Gestenreich und wortgewaltig: Der Bochumer Jason Bartsch setzt sich beim Poetry Slam im Schloss Brake gegen fünf Jungpoeten durch.

Lemgo. Wortgewaltig ging es zu beim Poetry Slam „Mach’s Maul auf“ im Innenhof von Schloss Brake. Sechs junge Poeten lieferten sich mit ihren Texten über Gott und die Welt, gesellschaftliche Entwicklungen und den Mikrokosmos des eigenen Lebens spannende Duelle. Am Ende setzte sich Jason Bartsch aus Bochum durch.


Ein Poetry Slam ist ein Vortragswettbewerb, in dem die Teilnehmer in einer begrenzten Zeit selbstverfasste Texte vortragen und anschließend mit einer Applaus- oder Punktewertung durch das Publikum beurteilt werden. Unter dem Motto „Mach’s Maul auf“ – laut Horst-Dieter Mellies ein original Luther-Zitat – findet    in diesem Jahr in vielen Landeskirchen ein Poetry Slam zum Reformationsjubiläum statt. Als Landespfarrer für Bildungsarbeit der Lippischen Landeskirche war Mellies einer der Mitveranstalter in Lemgo; Kooperationspartner waren das Ev. Erwachsenenbildungswerk Westfalen und Lippe, der Ev. Bund Westfalen und Lippe, das Weserrenaissance-Museum Schloss Brake, der Landesverband Lippe, die Agentur LUUPS/Science-slam.com und „WortLautRuhr“.

Unter der Moderation des Poetry-Slam-Meisters Marc-Oliver „Katze“ Schuster standen sich die sechs Teilnehmer im K.O.-System gegenüber. Berit Kruse stellte bei ihren Beobachtungen zur „Welt in Klein und Groß“ nachdenklich fest: „Warum weint man, wenn man sich von einem Freund trennt, aber nicht, wenn 1200 Kilometer entfernt ein Krieg brennt?“ Es war dann aber der Kölner Sulaiman Masomi, der sich in diesem Duell knapp durchsetzte. Zynisch spielte der „Selbstwortattentäter“ den oft beschworenen „Untergang des Abendlandes“ durch.

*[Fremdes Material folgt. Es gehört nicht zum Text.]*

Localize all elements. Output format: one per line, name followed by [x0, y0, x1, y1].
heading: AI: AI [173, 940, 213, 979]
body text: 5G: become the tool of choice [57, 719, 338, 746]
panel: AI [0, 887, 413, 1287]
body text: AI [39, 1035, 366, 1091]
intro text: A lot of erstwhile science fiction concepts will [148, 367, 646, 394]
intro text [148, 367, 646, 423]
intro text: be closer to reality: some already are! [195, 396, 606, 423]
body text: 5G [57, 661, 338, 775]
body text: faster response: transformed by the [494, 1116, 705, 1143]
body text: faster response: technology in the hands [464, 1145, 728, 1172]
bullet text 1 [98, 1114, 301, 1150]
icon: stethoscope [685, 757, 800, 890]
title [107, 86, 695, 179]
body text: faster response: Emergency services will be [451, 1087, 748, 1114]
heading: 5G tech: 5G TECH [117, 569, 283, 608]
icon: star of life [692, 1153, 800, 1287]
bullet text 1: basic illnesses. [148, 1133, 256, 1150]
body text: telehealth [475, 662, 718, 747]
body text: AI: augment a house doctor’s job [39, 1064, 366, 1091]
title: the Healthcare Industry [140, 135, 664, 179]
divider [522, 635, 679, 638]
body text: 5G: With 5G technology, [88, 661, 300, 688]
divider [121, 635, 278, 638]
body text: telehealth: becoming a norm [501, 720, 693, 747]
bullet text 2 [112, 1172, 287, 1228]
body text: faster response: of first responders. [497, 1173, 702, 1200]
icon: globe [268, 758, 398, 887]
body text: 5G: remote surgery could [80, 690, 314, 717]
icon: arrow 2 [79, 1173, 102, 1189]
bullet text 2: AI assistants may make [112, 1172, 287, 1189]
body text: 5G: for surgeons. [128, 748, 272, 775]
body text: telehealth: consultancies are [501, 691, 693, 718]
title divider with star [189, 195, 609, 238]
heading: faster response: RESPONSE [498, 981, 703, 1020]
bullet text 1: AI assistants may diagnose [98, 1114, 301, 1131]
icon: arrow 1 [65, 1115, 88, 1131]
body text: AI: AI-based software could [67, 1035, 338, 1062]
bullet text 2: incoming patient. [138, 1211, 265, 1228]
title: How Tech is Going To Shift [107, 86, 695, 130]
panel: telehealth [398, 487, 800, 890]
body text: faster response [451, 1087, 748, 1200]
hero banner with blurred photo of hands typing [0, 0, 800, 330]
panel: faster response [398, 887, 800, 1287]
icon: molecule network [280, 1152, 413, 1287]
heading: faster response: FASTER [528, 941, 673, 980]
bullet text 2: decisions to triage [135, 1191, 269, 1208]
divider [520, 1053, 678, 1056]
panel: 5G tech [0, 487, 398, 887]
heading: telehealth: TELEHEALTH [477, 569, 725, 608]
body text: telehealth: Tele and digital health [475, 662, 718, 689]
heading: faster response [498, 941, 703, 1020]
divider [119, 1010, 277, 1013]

Die Islamisierung habe zu einer „Allahgie“ geführt, auch er müsse „den Sprengstoffgürtel enger schnallen“. Im Finale bewies Masomi mit seiner Inszenierung des „Hohen Rats der Sprache“ erneut Einfallsreichtum: Da unterstellte der Euphemismus der Hyperbel die Untertreibung und verharmloste den im Rollstuhl sitzenden Genitiv als Kollateralschaden des Dativs, während ihn die rhetorische Frage fragte, ob er den Sachverhalt beschönige – Platz 2 in der Endabstimmung.

Die Begegnung des Bochumers Yannick Steinkellner mit der „Dame hinter dem Computer“ blieb derweil chancenlos gegen die aberwitzigen Gedanken des ursprünglich auf einer nicht näher definierten Nordseeinsel geborenen Wahl-Paderborners Jörn Matjes zur Kunst des Lügens, denen er im Finale eine Liebeserklärung mit überraschender Wendung folgen ließ: wie sich herausstellte, galten lyrische Glanzpunkte wie „Du bist alle Hauptrollen im Film, der alle Oscars gewinnt, ich bin der Statist in der Szene, die es nicht durch den Schnitt schafft“ einer Katze.

Im dritten Duell erklärte der ehemalige Lemgoer und jetzige Hildesheimer Martin Frank mit Hilfe eines Alter Ego als Biber „Hummelsberger“, warum es vorkomme, dass er bisweilen verschiedenfarbige Socken trage. Die für seine kleinen Neffen und Nichten gedachte Erzählung funktionierte auch beim erwachsenen Publikum – gegen den späteren Sieger Jason Bartsch reichte es jedoch nicht. Sowohl mit der die Traumata seiner Kindheit und Jugend verarbeitenden Abhandlung „Im Kleinen fängt es an, im Großen hört es auf“ als auch in der Auseinandersetzung mit der Redewendung „Fünfe grade sein lassen“ im Finale gefiel der Bochumer mit brillantem Wortwitz, der zudem mit Gesellschaftskritik gepaart war.